With help from the Transportation Command and AMC, the Southern Command identified Palanquero, from which “nearly half of the continent can be covered by a C-17 without refueling.” If fuel is available at its destination, “a C-17 could cover the entire continent, with the exception of the Cape Horn region,” the AMC planners wrote.
President Obama’s Pentagon budget, submitted May 7, includes $46 million for development of the Palanquero base, and says the Defense Department seeks “an array of access arrangements for contingency operations, logistics, and training in Central/South America.” A U.S. Embassy spokesperson in Bogota told FOR that negotiations were not yet concluded for the base.
The Southern Command is also pursuing access to a site in French Guiana that would permit military aircraft to reach sites in Africa, via the Ascension Islands, according to AMC. SouthCom apparently sought use of facilities in Recife, Brazil for the same purpose, but “the political relationship with Brazil is not conducive to the necessary agreements,” AMC wrote.
The lease for the U.S. “Forward Operating Location” in Manta, Ecuador expires in November 2009, and Ecuador notified Washington last year that it would not renew the lease. The facility in Manta was authorized to conduct only counter-drug operations, but drug traffic in the Pacific, where aircraft from Manta patrolled, has increased in recent years, according to military spokesmen. U.S. forces in Manta also carried out operations to arrest undocumented Ecuadorans on boats in Ecuadoran waters. But public documentation of U.S. operations conducted from Manta does not indicate use of C-17 cargo aircraft, so their use in Palanquero apparently would represent an expanded U.S. military capacity in the region.
The “mission creep” in the proposal for continent-wide operations from Colombia is also evident in President Obama’s foreign aid request for Colombia.

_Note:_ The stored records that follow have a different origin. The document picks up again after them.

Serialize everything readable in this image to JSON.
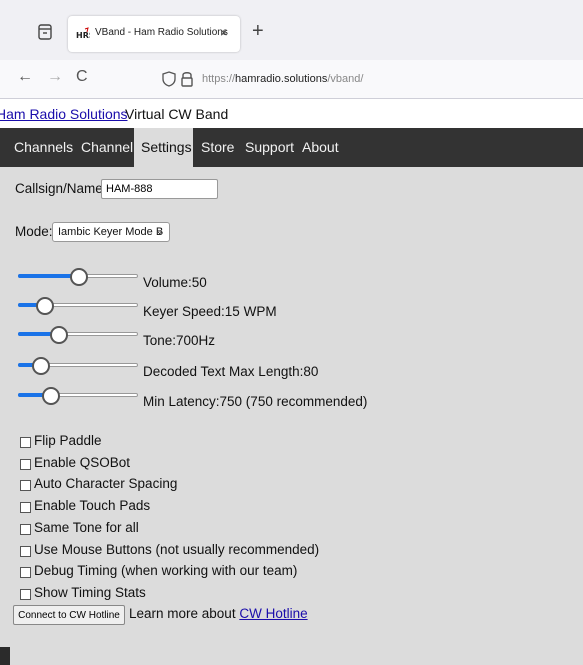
{
  "browser": {
    "tab_title": "VBand - Ham Radio Solutions",
    "tab_close": "×",
    "new_tab": "+",
    "back": "←",
    "forward": "→",
    "reload": "C",
    "url_prefix": "https://",
    "url_host": "hamradio.solutions",
    "url_path": "/vband/"
  },
  "header": {
    "site_link": "Ham Radio Solutions",
    "site_rest": " Virtual CW Band"
  },
  "menu": {
    "items": [
      "Channels",
      "Channel",
      "Settings",
      "Store",
      "Support",
      "About"
    ],
    "active": "Settings"
  },
  "settings": {
    "callsign_label": "Callsign/Name:",
    "callsign_value": "HAM-888",
    "mode_label": "Mode:",
    "mode_value": "Iambic Keyer Mode B",
    "sliders": [
      {
        "label": "Volume:50",
        "level": 0.5
      },
      {
        "label": "Keyer Speed:15 WPM",
        "level": 0.22
      },
      {
        "label": "Tone:700Hz",
        "level": 0.33
      },
      {
        "label": "Decoded Text Max Length:80",
        "level": 0.18
      },
      {
        "label": "Min Latency:750 (750 recommended)",
        "level": 0.27
      }
    ],
    "checkboxes": [
      "Flip Paddle",
      "Enable QSOBot",
      "Auto Character Spacing",
      "Enable Touch Pads",
      "Same Tone for all",
      "Use Mouse Buttons (not usually recommended)",
      "Debug Timing (when working with our team)",
      "Show Timing Stats"
    ]
  },
  "hotline": {
    "button": "Connect to CW Hotline",
    "text": " Learn more about ",
    "link": "CW Hotline"
  },
  "colors": {
    "menu_bg": "#333333",
    "page_bg": "#dcdcdc",
    "slider_fill": "#1a73e8",
    "link": "#1a0dab"
  }
}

While the budget request for $508 million tacitly recognizes the failure of Plan Colombia drug policy by cutting funds for fumigation of coca crops, the White House is asking for an increase in counterinsurgency equipment and training to the Colombian Army.
Colombian and U.S. human rights and political leaders have objected to continued funding of the Colombian army, especially after revelations that the army reportedly murdered more than 1,000 civilians and alleged they were guerrillas killed in combat, in order to increase their body count. The Palanquero base itself, which houses a Colombian Air Force unit, was banned from receiving U.S. aid for five years because of its role in a 1998 attack that killed 17 civilians, including six children, from the effects of U.S.-made cluster bombs. The United States resumed aid to the unit last year.

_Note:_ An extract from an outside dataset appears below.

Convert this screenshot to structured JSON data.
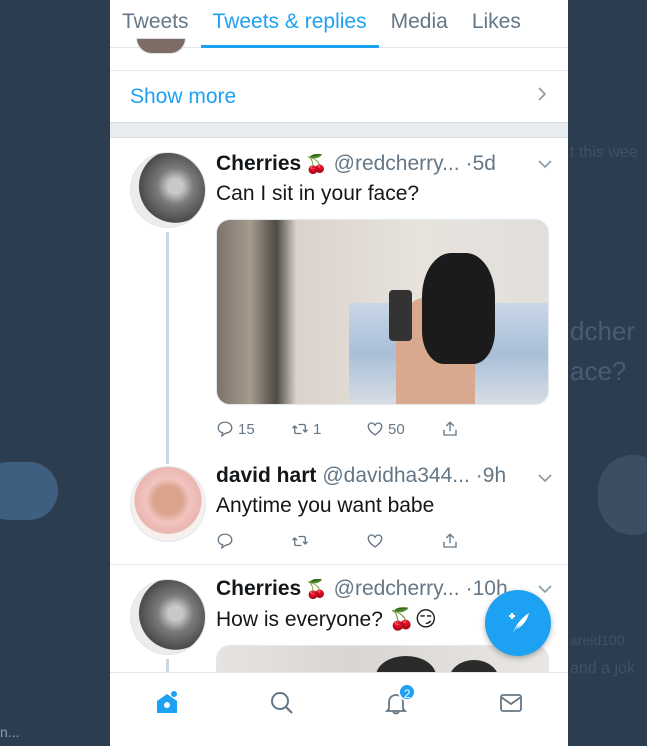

Colombian Defense Ministry sources said that Colombia was attempting to obtain increases in U.S. military aid as part of the base negotiations. Palanquero offers the U.S. military a sophisticated infrastructure – a 10,000-foot runway, hangars that hold more than 100 aircraft, housing for more than 2,000 men, restaurants, casinos, supermarkets, and a radar system installed by the United States itself in the 1990s.
U.S. law caps the number of uniformed U.S. soldiers operating in Colombia at 800, and the number of contractors at 600. Until last year, a significant number of them were intelligence personnel assigned to the effort to rescue three U.S. military contractors kidnapped by the leftist FARC guerrillas. With the rescue last year of the three contractors, many U.S. intelligence staff left Colombia, leaving space for soldiers to run operations in the prospective new U.S. base or bases.
“That the Colombian government asks for a U.S. base now would be a serious error,” says former defense minister and presidential candidate Rafael Pardo.
FOR believes replacing one military base that was set up for the failed drug war with another base to intervene in South America and to support the abusive Colombian army would be a serious error for the United States as well.